5. Acumed congruent elbow olecranon plates
Patient and Equipment Position
1. Supine
2. Arm across chest
3. Elbow flexed 90 degrees
Surgical Approach
Utilize a posterior, longitudinal skin incision (approximately 8 to 12 cm in length) just lateral to the tip of the olecranon. Avoid the olecranon prominence.
Tension Band Wiring
Tension band wiring is currently the most frequently used form of treatment. It is our preferred treatment for noncomminuted fractures in which the elbow demonstrates no apparent potential for instability (Figs. 44–1A,B). It is contraindicated in the presence of significant comminution or elbow instability. There are five sets of steps:
1. Tension band wire placement through the distal ulnar fragment:
a. Expose the posterior half of the ulna subperiosteally 3 cm distal to the fracture. Drill a hole from each side, angled toward each other, and connect them with a curved Bankart awl.
b. Bend an 18-gauge (or Luque) wire at the tip to the shape of the awl, and pass it through the ulna using a needle driver.
2. Fracture reduction and intramedullary pin placement:
a. With the elbow flexed 90 degrees across the chest, reduce the olecranon.
b. Pass two 0.062 smooth Steinmann pins through the triceps insertion and olecranon, into the intramedullary canal.
c. The pins can be placed through the anterior cortex, but ensure that they do not protrude when finished.

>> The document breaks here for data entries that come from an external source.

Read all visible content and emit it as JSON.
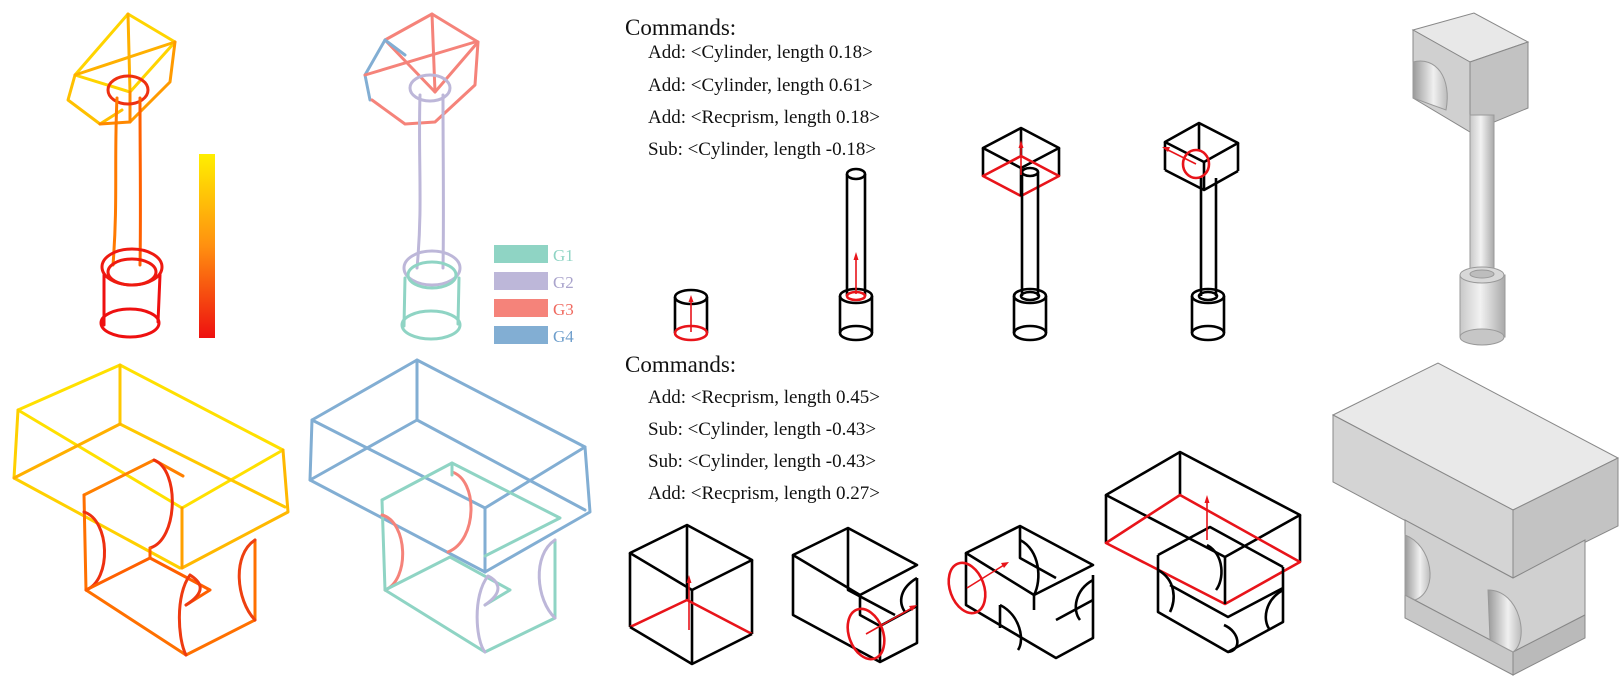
{
  "commands": [
    {
      "title": "Commands:",
      "lines": [
        "Add: <Cylinder, length 0.18>",
        "Add: <Cylinder, length 0.61>",
        "Add: <Recprism, length 0.18>",
        "Sub: <Cylinder, length -0.18>"
      ]
    },
    {
      "title": "Commands:",
      "lines": [
        "Add: <Recprism, length 0.45>",
        "Sub: <Cylinder, length -0.43>",
        "Sub: <Cylinder, length -0.43>",
        "Add: <Recprism, length 0.27>"
      ]
    }
  ],
  "legend": [
    {
      "label": "G1",
      "color": "#8fd4c4"
    },
    {
      "label": "G2",
      "color": "#bdb7d9"
    },
    {
      "label": "G3",
      "color": "#f5837a"
    },
    {
      "label": "G4",
      "color": "#82aed3"
    }
  ],
  "colors": {
    "gradient_top": "#ffee00",
    "gradient_bottom": "#ee1111",
    "stroke_black": "#000000",
    "stroke_red": "#e8141a",
    "render_gray": "#d6d6d6"
  }
}
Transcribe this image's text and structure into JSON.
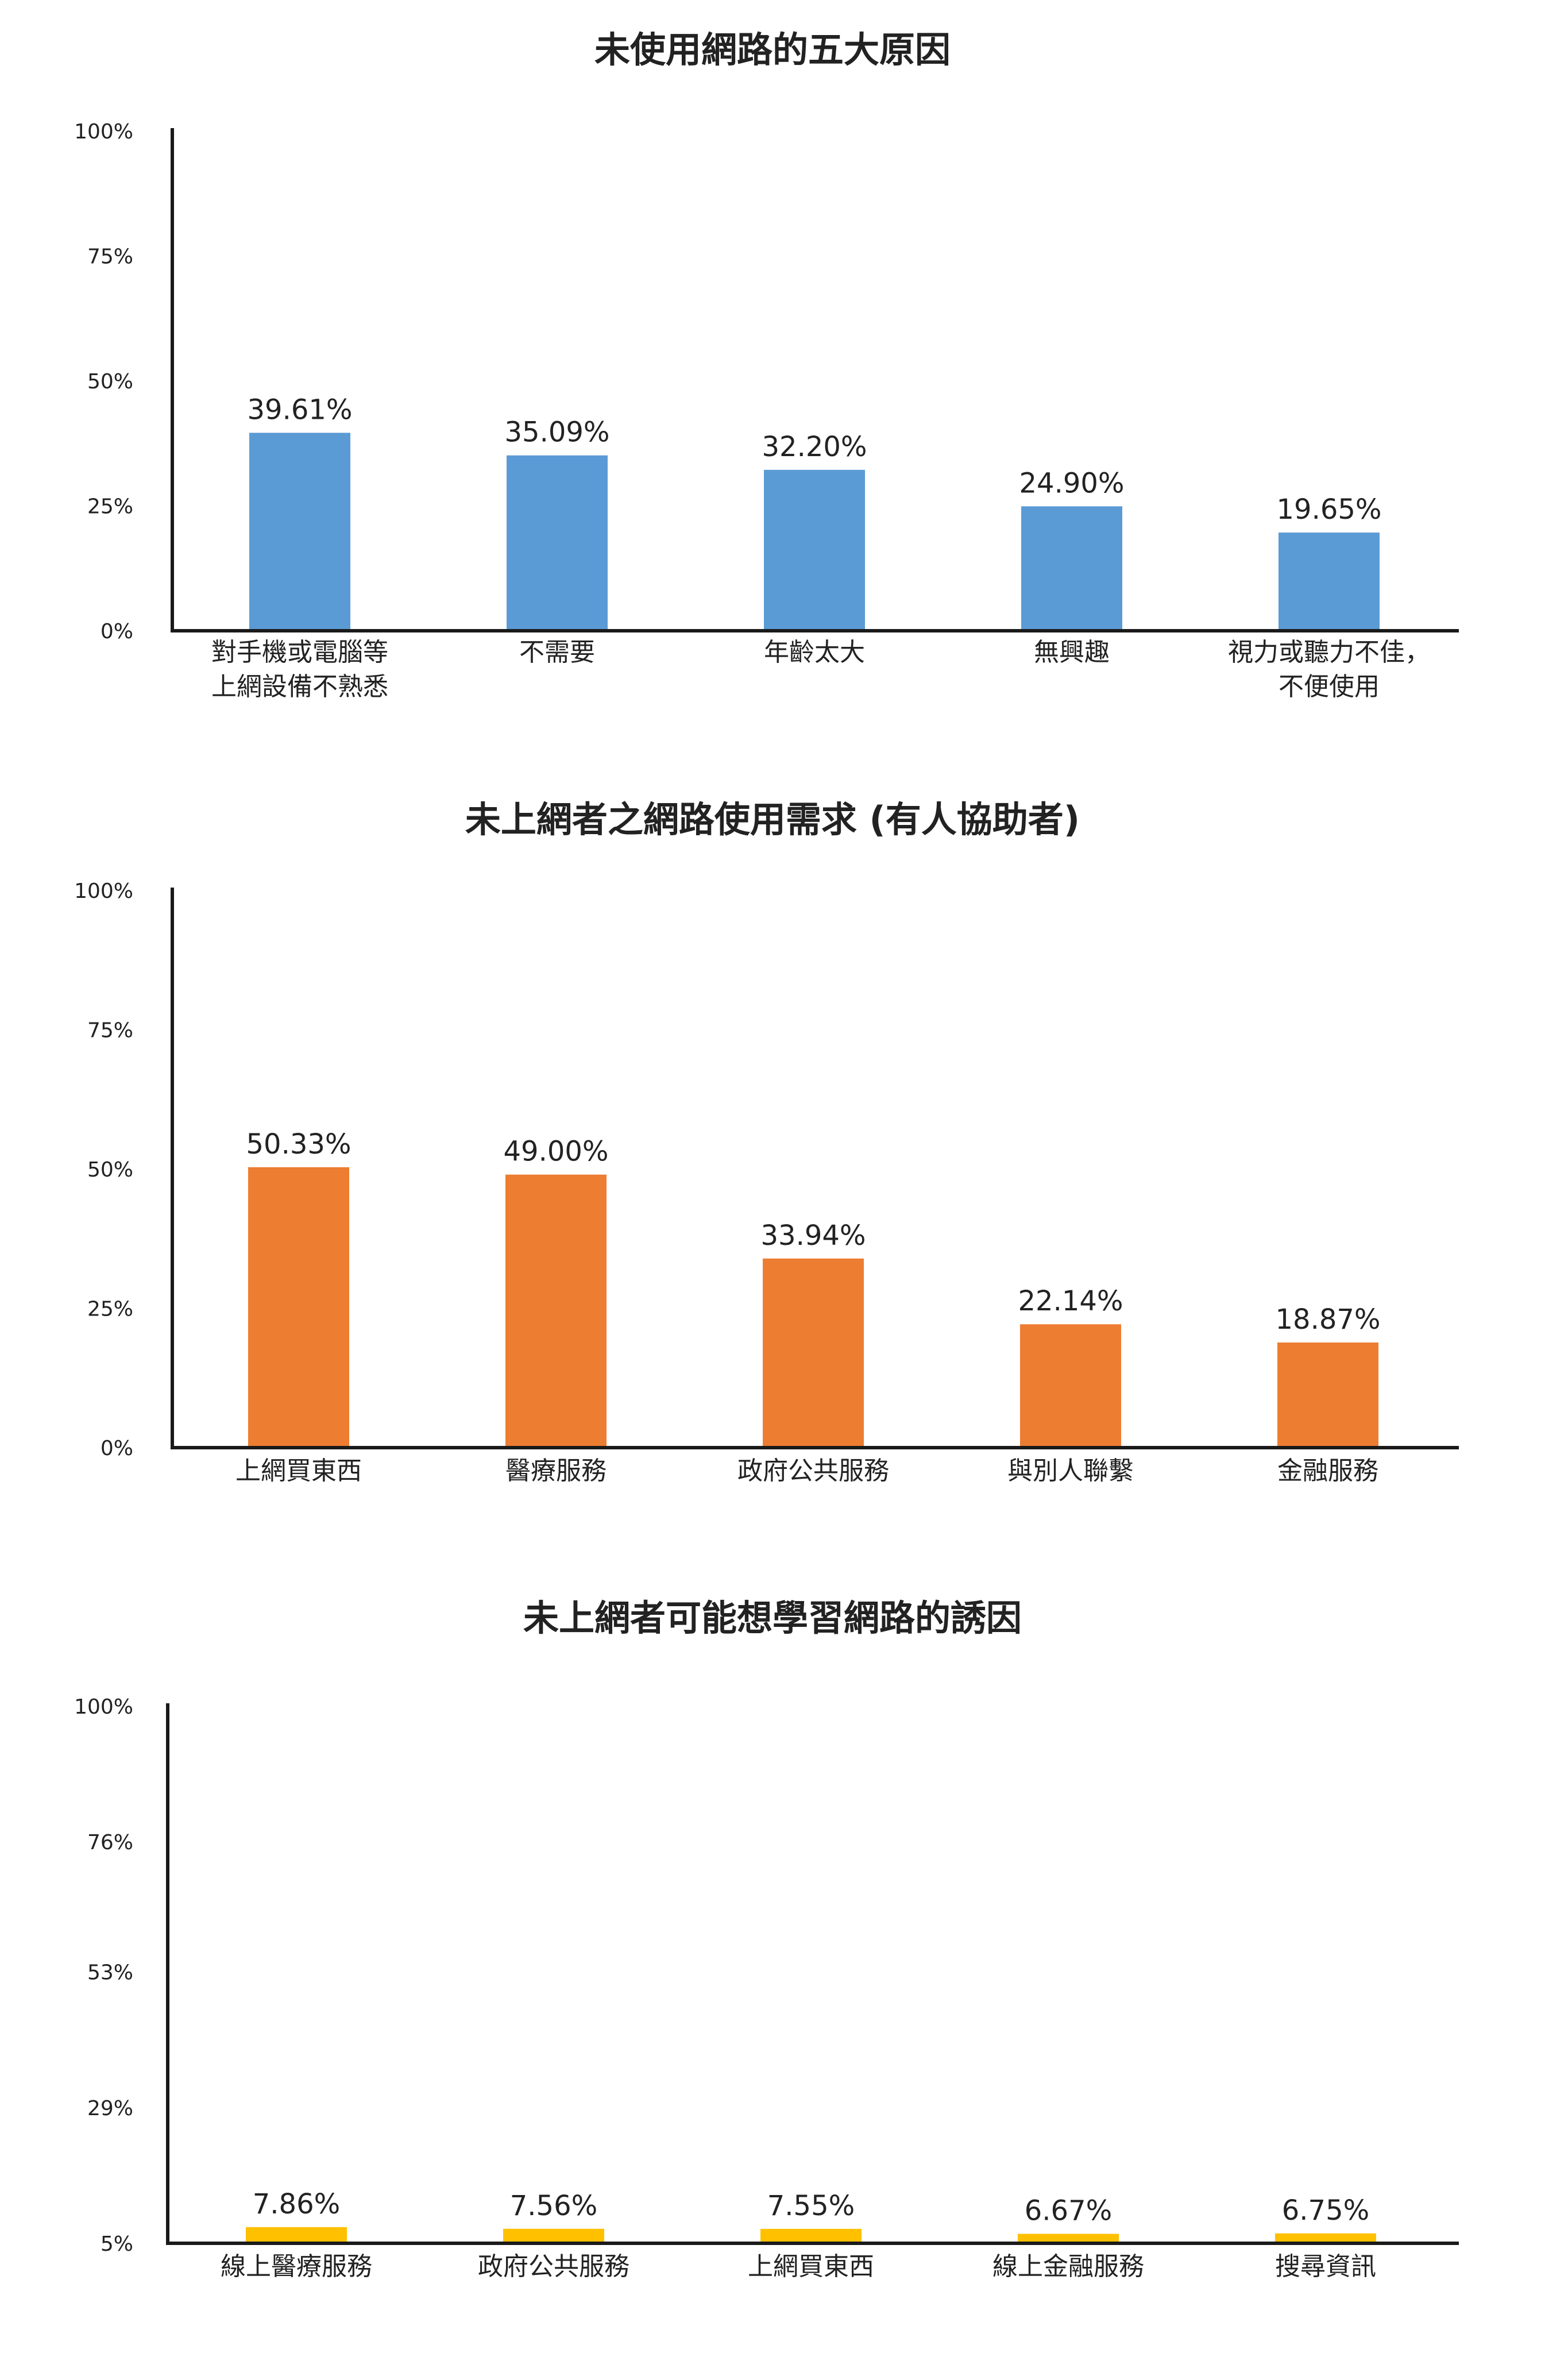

d. Back out the pins 1 cm so you are certain that they can be impacted later when they are bent over after placement of the tension band wire.
3. Tension band wire placement proximally:
a. Cut off the tip of the tension band wire at a sharp angle, bend it to a curve, and pass it under the triceps tendon immediately proximal to the Steinmann pins.
b. An alternative method is to pass a 14-gauge angiocatheter under the triceps tendon, remove the needle, and pass the wire through the cannula.